Map coordinates: 51°29′05″N 0°08′51″W (decimal 51.48472°N 0.14750°W)

Grosvenor Bridge, often referred to as the Victoria Railway Bridge, is a rail crossing: a railway bridge that spans the River Thames in central London. It connects the stretch of river between Vauxhall Bridge on one side and Chelsea Bridge on the other.

Origins

The structure is actually two adjacent bridges built during the mid-1800s. The eastern span was constructed by the London, Chatham and Dover Railway between 1858 and 1860 to carry trains into Victoria station; this eastern span was the first railway crossing of the Thames in the central area of the city. The neighbouring western span was added a few years later, completed in 1865–66 by the London, Brighton and South Coast Railway.

20th-century renewal

In the 1960s both original spans were replaced with new elements made from steel.

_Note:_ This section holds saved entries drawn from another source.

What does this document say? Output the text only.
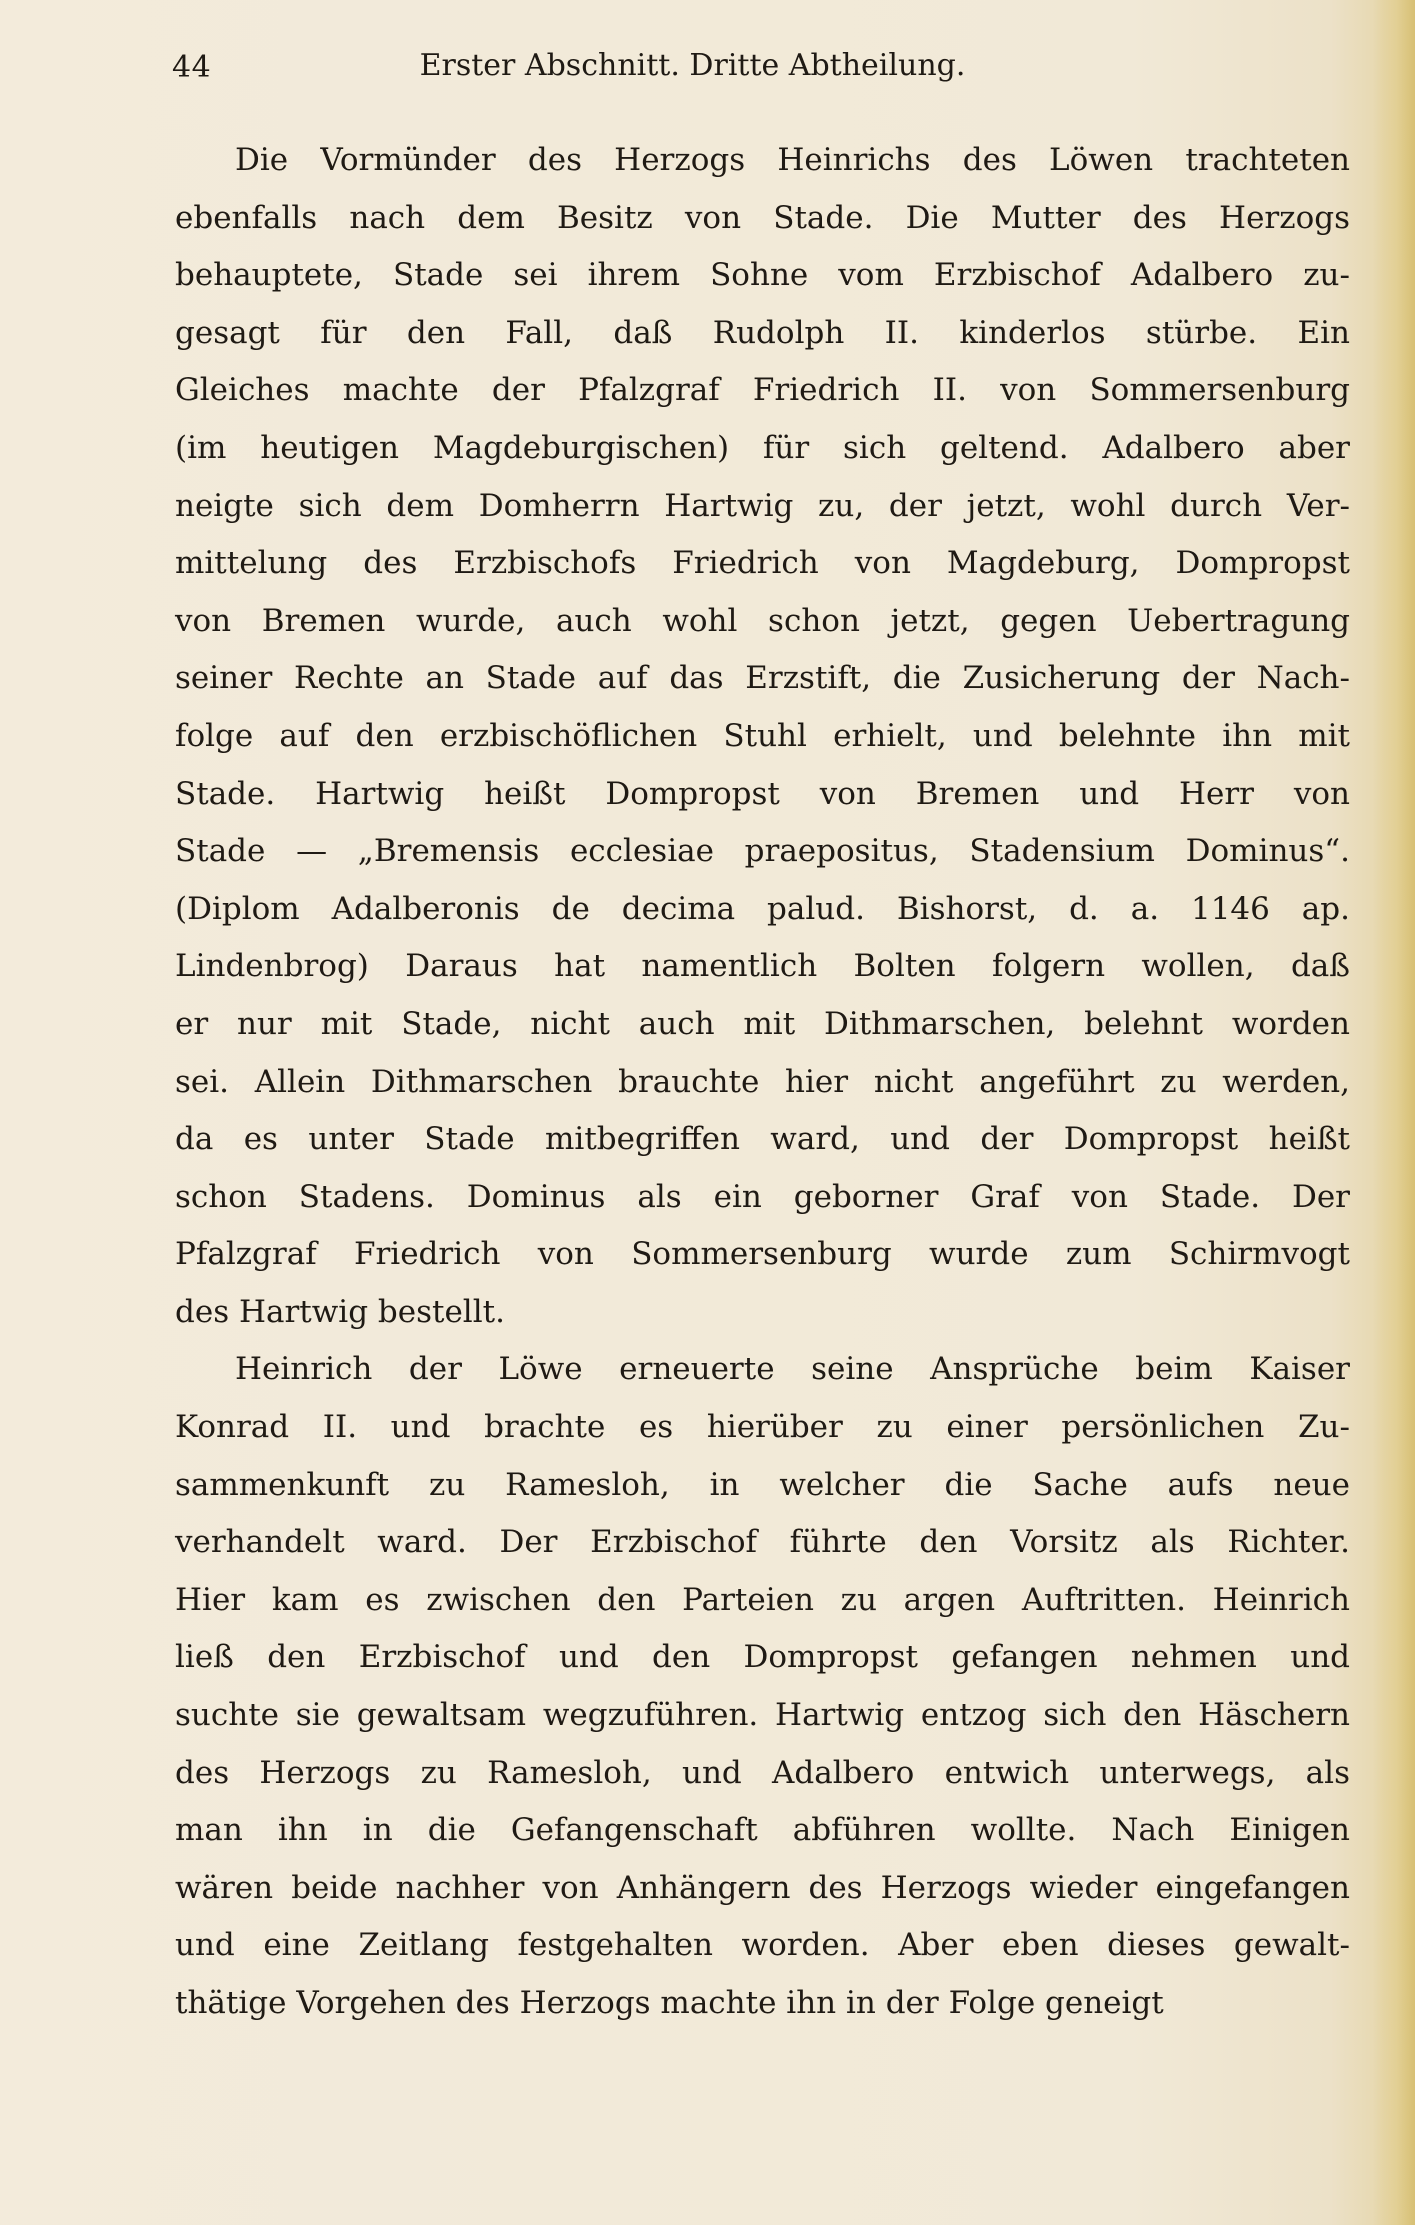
44	Erster Abschnitt. Dritte Abtheilung.
Die Vormünder des Herzogs Heinrichs des Löwen trachteten
ebenfalls nach dem Besitz von Stade. Die Mutter des Herzogs
behauptete, Stade sei ihrem Sohne vom Erzbischof Adalbero zu-
gesagt für den Fall, daß Rudolph II. kinderlos stürbe. Ein
Gleiches machte der Pfalzgraf Friedrich II. von Sommersenburg
(im heutigen Magdeburgischen) für sich geltend. Adalbero aber
neigte sich dem Domherrn Hartwig zu, der jetzt, wohl durch Ver-
mittelung des Erzbischofs Friedrich von Magdeburg, Dompropst
von Bremen wurde, auch wohl schon jetzt, gegen Uebertragung
seiner Rechte an Stade auf das Erzstift, die Zusicherung der Nach-
folge auf den erzbischöflichen Stuhl erhielt, und belehnte ihn mit
Stade. Hartwig heißt Dompropst von Bremen und Herr von
Stade — „Bremensis ecclesiae praepositus, Stadensium Dominus“.
(Diplom Adalberonis de decima palud. Bishorst, d. a. 1146 ap.
Lindenbrog) Daraus hat namentlich Bolten folgern wollen, daß
er nur mit Stade, nicht auch mit Dithmarschen, belehnt worden
sei. Allein Dithmarschen brauchte hier nicht angeführt zu werden,
da es unter Stade mitbegriffen ward, und der Dompropst heißt
schon Stadens. Dominus als ein geborner Graf von Stade. Der
Pfalzgraf Friedrich von Sommersenburg wurde zum Schirmvogt
des Hartwig bestellt.
Heinrich der Löwe erneuerte seine Ansprüche beim Kaiser
Konrad II. und brachte es hierüber zu einer persönlichen Zu-
sammenkunft zu Ramesloh, in welcher die Sache aufs neue
verhandelt ward. Der Erzbischof führte den Vorsitz als Richter.
Hier kam es zwischen den Parteien zu argen Auftritten. Heinrich
ließ den Erzbischof und den Dompropst gefangen nehmen und
suchte sie gewaltsam wegzuführen. Hartwig entzog sich den Häschern
des Herzogs zu Ramesloh, und Adalbero entwich unterwegs, als
man ihn in die Gefangenschaft abführen wollte. Nach Einigen
wären beide nachher von Anhängern des Herzogs wieder eingefangen
und eine Zeitlang festgehalten worden. Aber eben dieses gewalt-
thätige Vorgehen des Herzogs machte ihn in der Folge geneigt
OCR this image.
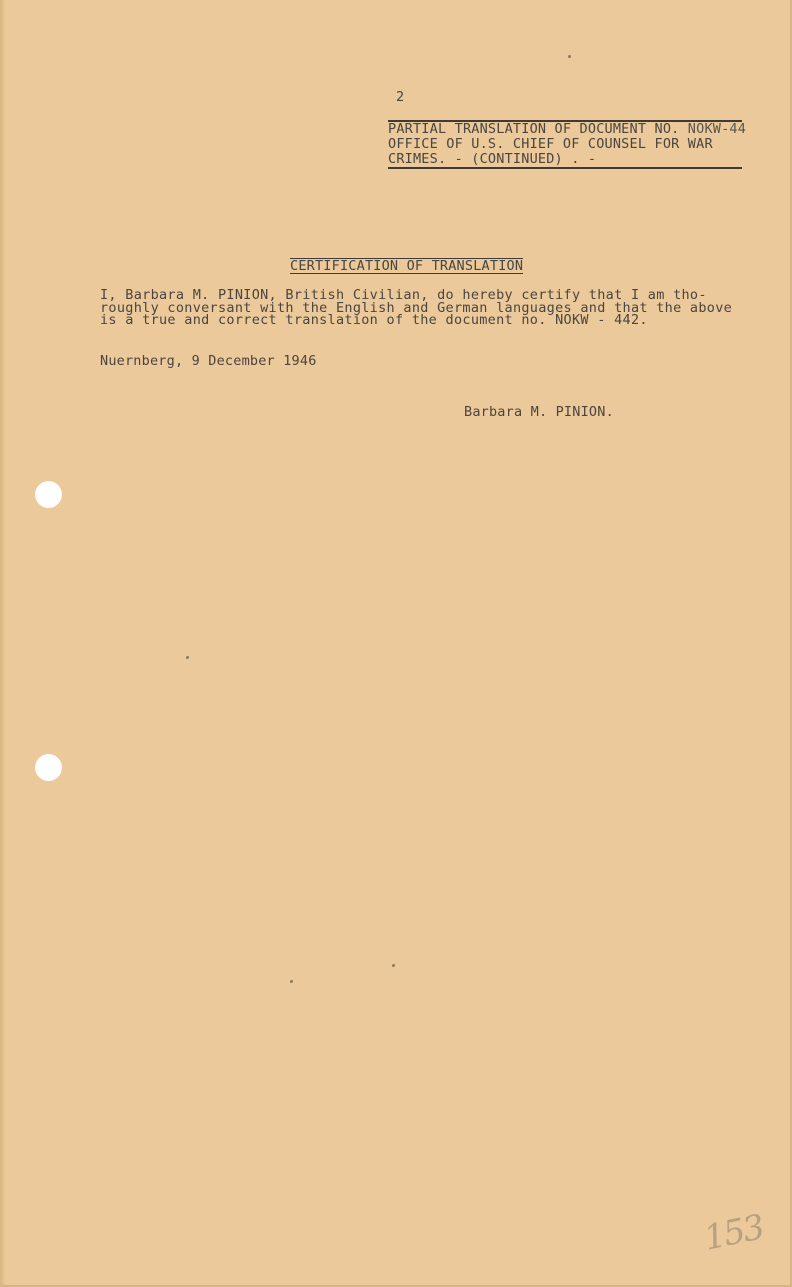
2
PARTIAL TRANSLATION OF DOCUMENT NO. NOKW-44
OFFICE OF U.S. CHIEF OF COUNSEL FOR WAR
CRIMES. - (CONTINUED) . -
CERTIFICATION OF TRANSLATION
I, Barbara M. PINION, British Civilian, do hereby certify that I am tho-
roughly conversant with the English and German languages and that the above
is a true and correct translation of the document no. NOKW - 442.
Nuernberg, 9 December 1946
Barbara M. PINION.
153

Rather than removing the original supports, the old piers were left in place and subsequently encased in concrete during the 1963–67 reconstruction. The engineering firm Freeman Fox & Partners designed and oversaw the renewal.

Local area

  • North bank: the bridge overlooks Pimlico to the north and east, with Chelsea lying to the west. Nearby landmarks include the Lister Hospital and the Royal Chelsea Hospital.
  • South bank: to the east is Nine Elms and to the west the district of Battersea. Battersea Power Station sits just south of the bridge and Battersea Park is to the south-west.